22:51 This method of sweating used by women who have recently given birth, suggests the Luiseño and Diegueño practice at the girls’ puberty ceremony, as described by Boscana and in an article by H. N. Rust in the American Anthropologist for 1906.

22:52 The split stick is the clap-stick or rattle that has been previously mentioned.
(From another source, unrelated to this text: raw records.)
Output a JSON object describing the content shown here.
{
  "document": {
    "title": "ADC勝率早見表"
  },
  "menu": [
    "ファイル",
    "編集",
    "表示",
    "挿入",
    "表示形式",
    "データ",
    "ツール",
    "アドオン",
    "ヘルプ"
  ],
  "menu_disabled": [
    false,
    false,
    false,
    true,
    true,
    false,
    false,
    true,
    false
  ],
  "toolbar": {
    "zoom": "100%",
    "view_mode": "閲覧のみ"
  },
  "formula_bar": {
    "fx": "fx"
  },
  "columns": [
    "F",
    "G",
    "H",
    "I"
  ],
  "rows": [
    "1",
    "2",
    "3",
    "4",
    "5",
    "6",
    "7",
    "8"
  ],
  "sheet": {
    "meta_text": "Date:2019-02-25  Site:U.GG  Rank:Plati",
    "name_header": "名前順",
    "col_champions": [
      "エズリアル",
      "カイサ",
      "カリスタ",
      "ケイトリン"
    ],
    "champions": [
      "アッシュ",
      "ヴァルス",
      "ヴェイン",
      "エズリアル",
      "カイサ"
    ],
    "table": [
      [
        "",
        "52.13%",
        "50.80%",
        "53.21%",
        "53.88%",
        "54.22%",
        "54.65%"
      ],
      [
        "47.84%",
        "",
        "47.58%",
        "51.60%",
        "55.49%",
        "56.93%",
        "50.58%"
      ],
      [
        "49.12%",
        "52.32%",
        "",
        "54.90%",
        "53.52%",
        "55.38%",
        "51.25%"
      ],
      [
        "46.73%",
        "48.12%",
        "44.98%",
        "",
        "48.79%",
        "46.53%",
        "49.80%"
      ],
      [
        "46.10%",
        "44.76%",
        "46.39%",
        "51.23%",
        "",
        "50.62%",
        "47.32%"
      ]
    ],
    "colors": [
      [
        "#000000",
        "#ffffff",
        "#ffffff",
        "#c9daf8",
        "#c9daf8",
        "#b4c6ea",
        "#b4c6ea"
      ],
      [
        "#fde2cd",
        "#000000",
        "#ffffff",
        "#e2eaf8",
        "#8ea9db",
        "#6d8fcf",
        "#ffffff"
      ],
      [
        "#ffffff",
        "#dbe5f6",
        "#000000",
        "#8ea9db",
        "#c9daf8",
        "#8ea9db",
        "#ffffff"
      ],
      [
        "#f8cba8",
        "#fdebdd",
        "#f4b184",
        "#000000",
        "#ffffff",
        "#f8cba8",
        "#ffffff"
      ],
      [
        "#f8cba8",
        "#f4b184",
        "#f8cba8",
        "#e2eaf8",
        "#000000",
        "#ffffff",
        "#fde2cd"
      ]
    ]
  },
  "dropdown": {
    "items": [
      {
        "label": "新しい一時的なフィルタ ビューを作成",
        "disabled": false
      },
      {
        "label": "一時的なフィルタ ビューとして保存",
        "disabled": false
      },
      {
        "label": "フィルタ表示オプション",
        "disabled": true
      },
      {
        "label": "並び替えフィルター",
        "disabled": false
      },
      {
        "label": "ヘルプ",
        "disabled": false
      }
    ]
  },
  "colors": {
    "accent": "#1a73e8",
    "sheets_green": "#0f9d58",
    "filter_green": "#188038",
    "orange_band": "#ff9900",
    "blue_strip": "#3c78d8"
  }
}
It is the dancing rattle of central California, as compared with the cocoon rattle used by the shamans of the same tribes.

23:53 This might be literally true.

23:54 Some such statement is the usual form which a deadly insult or curse takes among the California Indians, from the Yurok of the extreme northwest to the Mohave of the southeast.

23:55 The reason here given for the destruction of the property of the dead, and the avoidance of his name, is the one usually obtained upon inquiry among the present Indians of California. That there were also other motives, appears from the preceding statement from San Fernando. The matter has been discussed in Notes on California Folk-Lore in the Journal of American Folk-Lore for 1906.